We'd better hope that a countermeasure for this weapon is developed soon, because it conceivably could render our Naval warfare capability totally useless.
I'm sure there is a countermeasure, the missile has been around for a while. and this is different then the balistic missile quoted in the OP's message.
these missiles can still be shot down by AA missiles, it is just harder to do it. There are also additonal countermeasures, such as shooting down the launching aircraft, sinking the launching boat, or even creating large water plumes in the flight path of the missile.
Add in all the ECM/chaff/ etc countermeasures and the weapon is still a far cry from one shot one kill.

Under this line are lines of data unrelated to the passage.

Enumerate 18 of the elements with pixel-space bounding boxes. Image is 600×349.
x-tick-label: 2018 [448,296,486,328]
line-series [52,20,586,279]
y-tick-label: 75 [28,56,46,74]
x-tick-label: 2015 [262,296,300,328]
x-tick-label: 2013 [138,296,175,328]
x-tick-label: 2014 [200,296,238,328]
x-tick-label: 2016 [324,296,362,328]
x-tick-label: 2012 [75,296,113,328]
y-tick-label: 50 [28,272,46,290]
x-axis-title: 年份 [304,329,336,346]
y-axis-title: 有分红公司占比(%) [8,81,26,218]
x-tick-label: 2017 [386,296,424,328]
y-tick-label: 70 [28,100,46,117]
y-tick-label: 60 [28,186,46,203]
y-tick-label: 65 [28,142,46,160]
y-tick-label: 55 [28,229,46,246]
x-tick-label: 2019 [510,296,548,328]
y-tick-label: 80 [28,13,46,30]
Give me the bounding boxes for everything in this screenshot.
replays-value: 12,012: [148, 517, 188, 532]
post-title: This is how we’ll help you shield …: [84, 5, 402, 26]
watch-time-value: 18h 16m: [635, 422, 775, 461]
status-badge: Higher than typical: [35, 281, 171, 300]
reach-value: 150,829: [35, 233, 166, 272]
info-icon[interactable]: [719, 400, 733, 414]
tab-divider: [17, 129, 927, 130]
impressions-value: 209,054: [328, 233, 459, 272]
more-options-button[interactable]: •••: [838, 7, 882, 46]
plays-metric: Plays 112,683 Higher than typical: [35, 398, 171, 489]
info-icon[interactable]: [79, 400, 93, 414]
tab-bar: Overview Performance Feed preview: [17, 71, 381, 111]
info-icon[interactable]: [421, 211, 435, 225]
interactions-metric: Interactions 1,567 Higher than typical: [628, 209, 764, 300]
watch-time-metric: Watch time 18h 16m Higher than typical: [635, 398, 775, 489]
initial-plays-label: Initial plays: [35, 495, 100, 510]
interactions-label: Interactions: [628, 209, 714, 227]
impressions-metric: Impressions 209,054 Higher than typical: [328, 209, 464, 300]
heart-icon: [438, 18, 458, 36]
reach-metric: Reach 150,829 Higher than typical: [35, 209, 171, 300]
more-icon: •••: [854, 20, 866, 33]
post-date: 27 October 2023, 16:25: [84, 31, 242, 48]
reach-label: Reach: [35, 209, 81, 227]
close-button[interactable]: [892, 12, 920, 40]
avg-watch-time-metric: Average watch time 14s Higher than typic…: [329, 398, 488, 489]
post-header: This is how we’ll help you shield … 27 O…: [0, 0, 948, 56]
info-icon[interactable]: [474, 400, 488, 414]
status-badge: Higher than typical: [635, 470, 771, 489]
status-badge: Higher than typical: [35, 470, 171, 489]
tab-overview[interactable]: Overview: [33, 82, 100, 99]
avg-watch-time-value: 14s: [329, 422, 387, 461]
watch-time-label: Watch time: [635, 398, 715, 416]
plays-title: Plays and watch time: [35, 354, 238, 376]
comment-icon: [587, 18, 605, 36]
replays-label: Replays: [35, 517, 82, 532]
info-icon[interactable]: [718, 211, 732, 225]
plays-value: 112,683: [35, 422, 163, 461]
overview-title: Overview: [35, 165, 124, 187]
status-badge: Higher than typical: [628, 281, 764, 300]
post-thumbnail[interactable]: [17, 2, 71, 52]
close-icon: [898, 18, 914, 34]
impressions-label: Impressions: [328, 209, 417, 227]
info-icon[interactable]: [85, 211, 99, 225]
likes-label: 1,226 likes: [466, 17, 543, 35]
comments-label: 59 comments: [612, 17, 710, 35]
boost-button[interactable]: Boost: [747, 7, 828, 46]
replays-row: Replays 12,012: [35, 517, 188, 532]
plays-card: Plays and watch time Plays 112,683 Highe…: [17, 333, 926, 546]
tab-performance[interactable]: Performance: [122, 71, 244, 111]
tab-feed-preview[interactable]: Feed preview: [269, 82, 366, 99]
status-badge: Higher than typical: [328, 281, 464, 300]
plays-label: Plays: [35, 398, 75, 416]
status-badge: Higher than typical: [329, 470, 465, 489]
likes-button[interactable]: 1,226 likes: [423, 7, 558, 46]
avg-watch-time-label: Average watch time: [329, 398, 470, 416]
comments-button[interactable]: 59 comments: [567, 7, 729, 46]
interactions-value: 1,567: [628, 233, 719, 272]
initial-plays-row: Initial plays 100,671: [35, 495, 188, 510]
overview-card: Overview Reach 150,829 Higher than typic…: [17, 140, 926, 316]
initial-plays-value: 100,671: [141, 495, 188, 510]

if it comes in like an Exocet which is not what was described in the op as you noted, yes we have counter measures, we have point defenses etc. that have been upgraded since say, the Falklands. I would think we studied that and fly our CAP further out than 30 miles and use side scan and underneath the envelope radar etc.
IF its a high flyer plunger, vectoring in a missile from 100K feet up, on to a surface moving at 30 knots,even at what appears to be a huge 1000 feet long and 200 feet wide is not as easy as it sounds. They'd need constant surveillance, interference free communications between the 'driver' all the way to the missile until it acquired the target, then of course we would attempt to jam its on-board homing devices.
Its size as in carrying a payload that could "kill" a carrier is a virtue in that its purportedly a one shot one kill, but the size required to make it so, means less maneuverability especially when its goes 'terminal' on its final flight path etc.
In 2008, an Aegis launched SM-3 intercepted and 'killed ' a decaying U.S. satellite re-entering the atmosphere at over 20,000 mph. Apparently we aren't asleep.